Corruption trial gets under way for ex-lawmaker


HARRISBURG, Pa. (AP) — Former Rep. Sean Ramaley was an aspiring legislator who “did what he was told to do” as a part-time assistant to House Democratic Whip Mike Veon in 2004, Ramaley’s lawyer told jurors Friday as testimony opened in the first trial in Pennsylvania’s legislative corruption scandal.

Attorney Philip Ignelzi said Ramaley had been required by law to quit his previous job as a clerk for an administrative judge in the U.S. Labor Department when he decided to run for the House. Ramaley was eager to learn the legislative ropes and viewed the $2,500-a-month job with Veon as “an opportunity,” he said.

“Nobody was slighted,” Ignelzi told the six men and six women on the jury. “Your taxes weren’t taken from you.”

Ramaley ran his legislative campaign out of an office in the basement of a house he owns and, later, at a campaign headquarters shared with other Democratic candidates, Ignelzi said.

“He won with hard work, determination and support,” the lawyer said.

Prosecutor Anthony Krastek said he will prove that Ramaley, a Beaver County resident who had graduated from law school two years earlier, conspired with Veon to obtain a no-work job in Veon’s Beaver Falls office to provide him a source of income while he concentrated full-time on winning the election.

Krastek, a senior deputy attorney general, said the fact that Ramaley was assigned to an office separate from the more public area where other legislative assistants sat was an indication of his special status.

“He was down the hall, around the corner, in a back office,” Krastek said.

Ramaley began the job in July 2004 and resigned five months later, after he was elected. He is one of 12 people connected to the House Democratic caucus who have been charged by the state attorney general’s office.

He is charged with four counts of theft, one count of conflict of interest and one count of conspiracy involving taxpayer money and other public resources that Veon allegedly made available to him in 2004.

After he was arrested in July 2008, Ramaley abandoned his plan to run for the state Senate and did not seek a third House term.

Stephen Webb, a House Democratic caucus employee and prosecution witness, said Veon temporarily transferred him from Harrisburg to work with Ramaley at the district office even though Webb was kept on the public payroll and did not take a leave as he had when he worked for other campaigns.

“It was understood that I was not to do any commonwealth work,” he said. “I was to work on the Ramaley campaign.”

Webb said he saw Ramaley “for the most part, every day” during the nearly one month they worked together. He said Ramaley spent mornings making fundraising calls and afternoons knocking on doors.

“I did not see him do any legislative work,” Webb said.

At Krastek’s urging, Webb acknowledged he initially lied to a grand jury in September 2007 about campaign work he has done while on the state payroll.
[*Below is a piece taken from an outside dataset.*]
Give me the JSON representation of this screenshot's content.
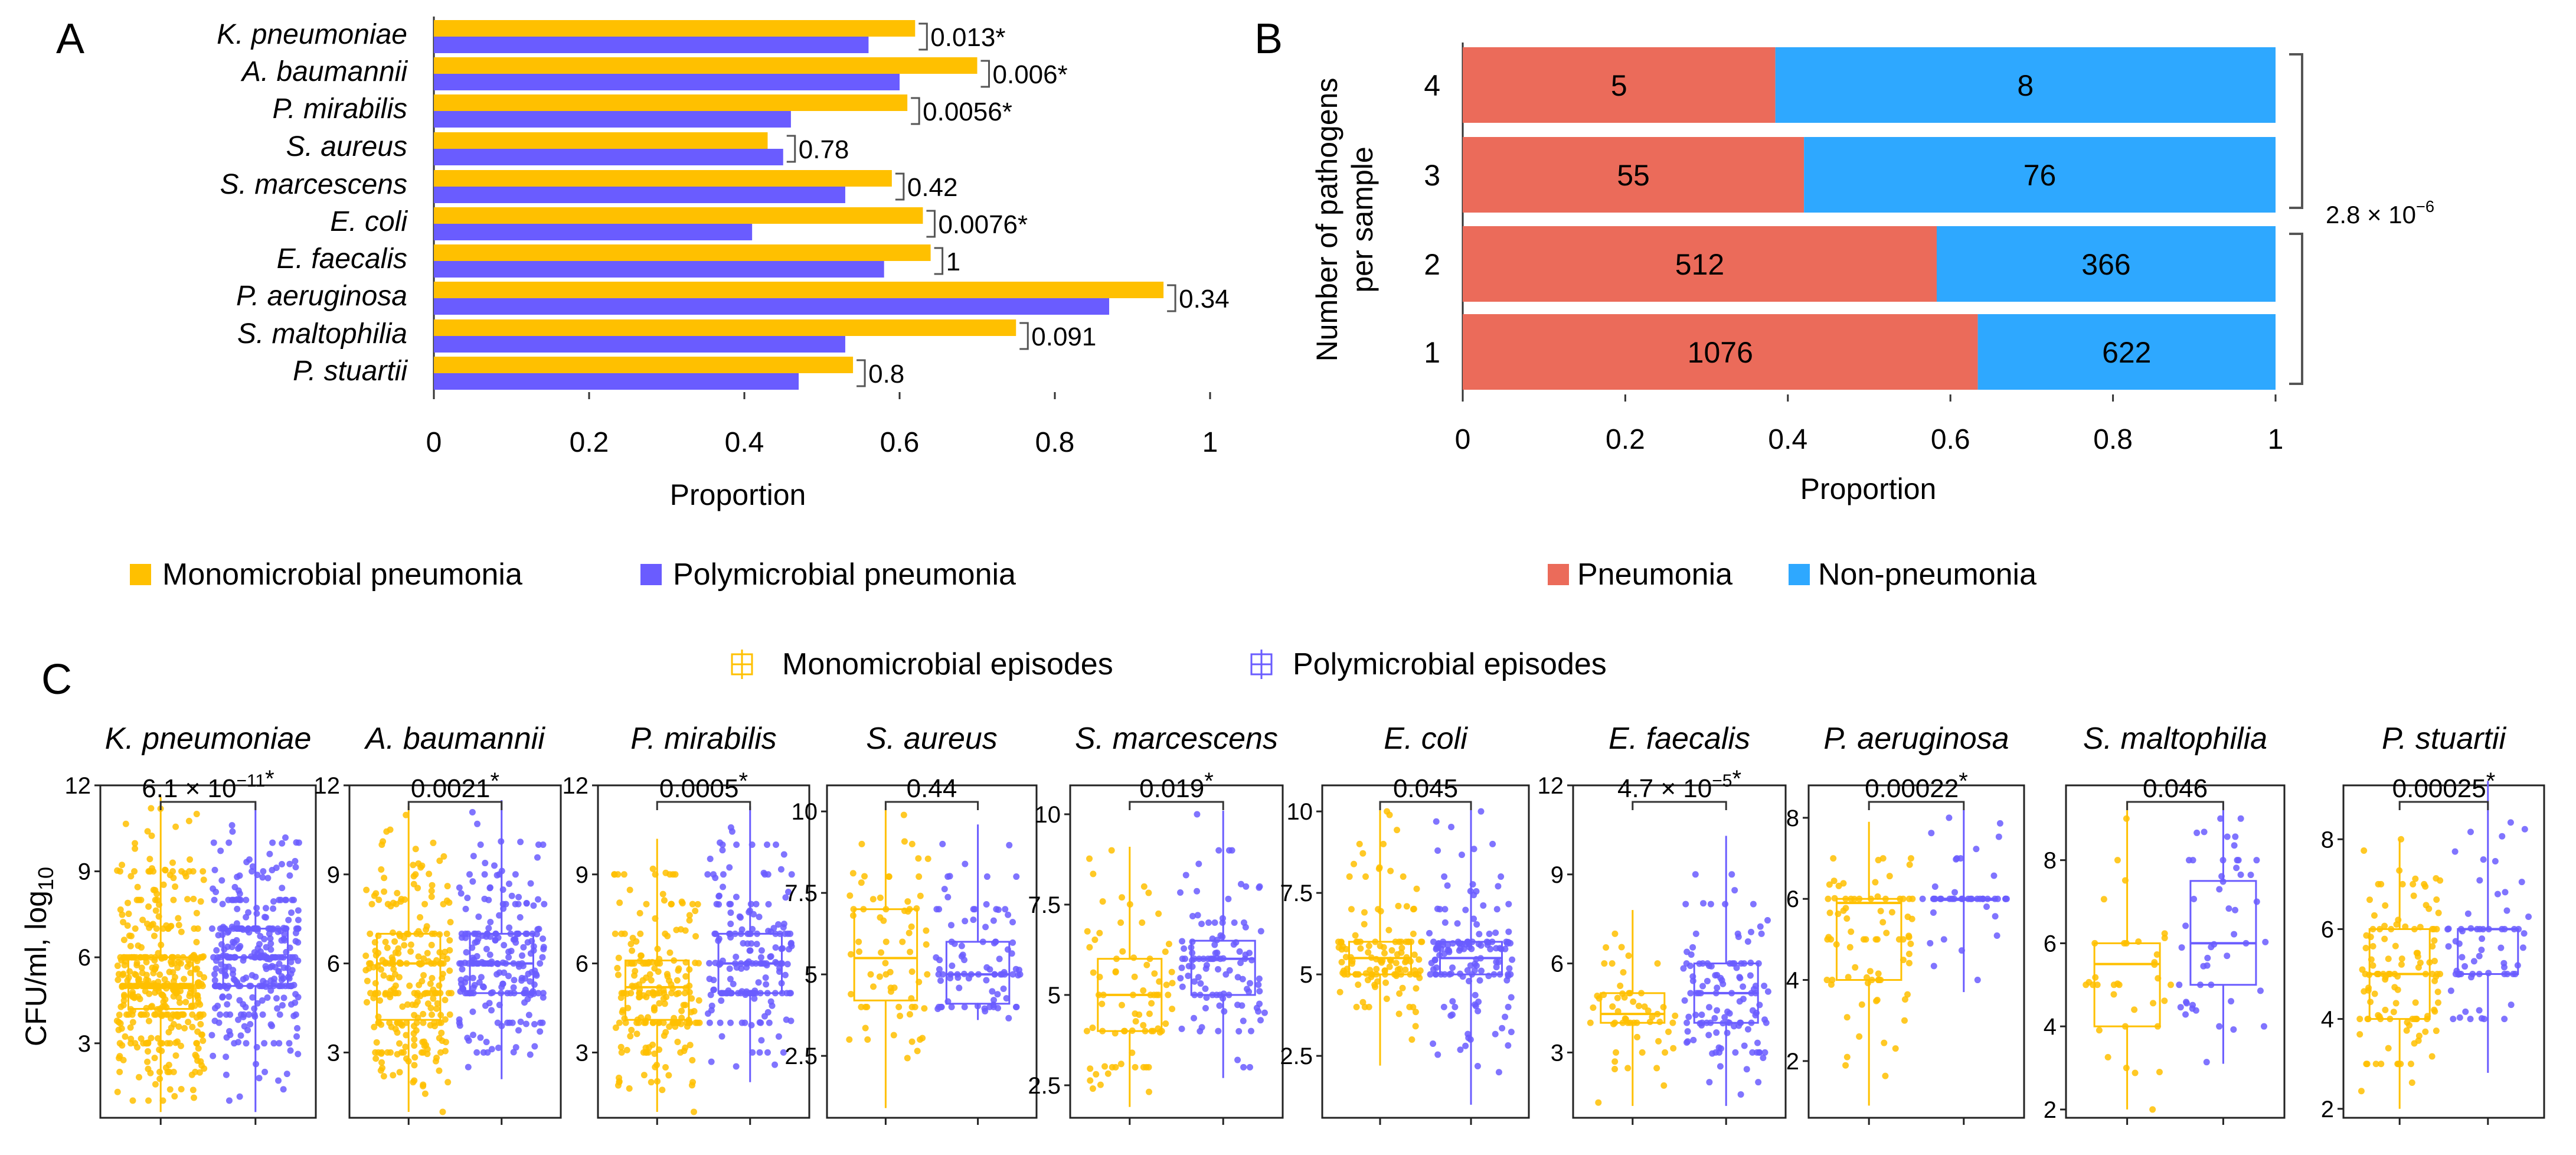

Webb said he regretted having done so and made arrangements through his lawyer to correct his misstatements in subsequent testimony.

On cross-examination, apparently in an attempt to undermine Webb’s credibility, Ignelzi repeatedly drew jurors’ attention to his conflicting grand jury testimony.

“I was scared,” Webb recalled in explaining why he lied. He said he not been granted immunity from prosecution, although he has not been charged.

At least five of the other 11 Democratic defendants have signed plea agreements that would drop some charges in exchange for their cooperation with prosecutors, while others are preparing for trials slated to begin in January.

Attorney General Tom Corbett, a Republican who is running for governor, filed similar charges last month against 10 people with ties to the House Republican caucus, quieting criticism that he was waging a partisan investigation. Rep. John Perzel, a former House speaker from Philadelphia, is among the GOP defendants.

Veon, a one-time Democratic power broker who faces more charges than any of his co-defendants, lost his re-election bid in 2006 after 22 years in the Legislature.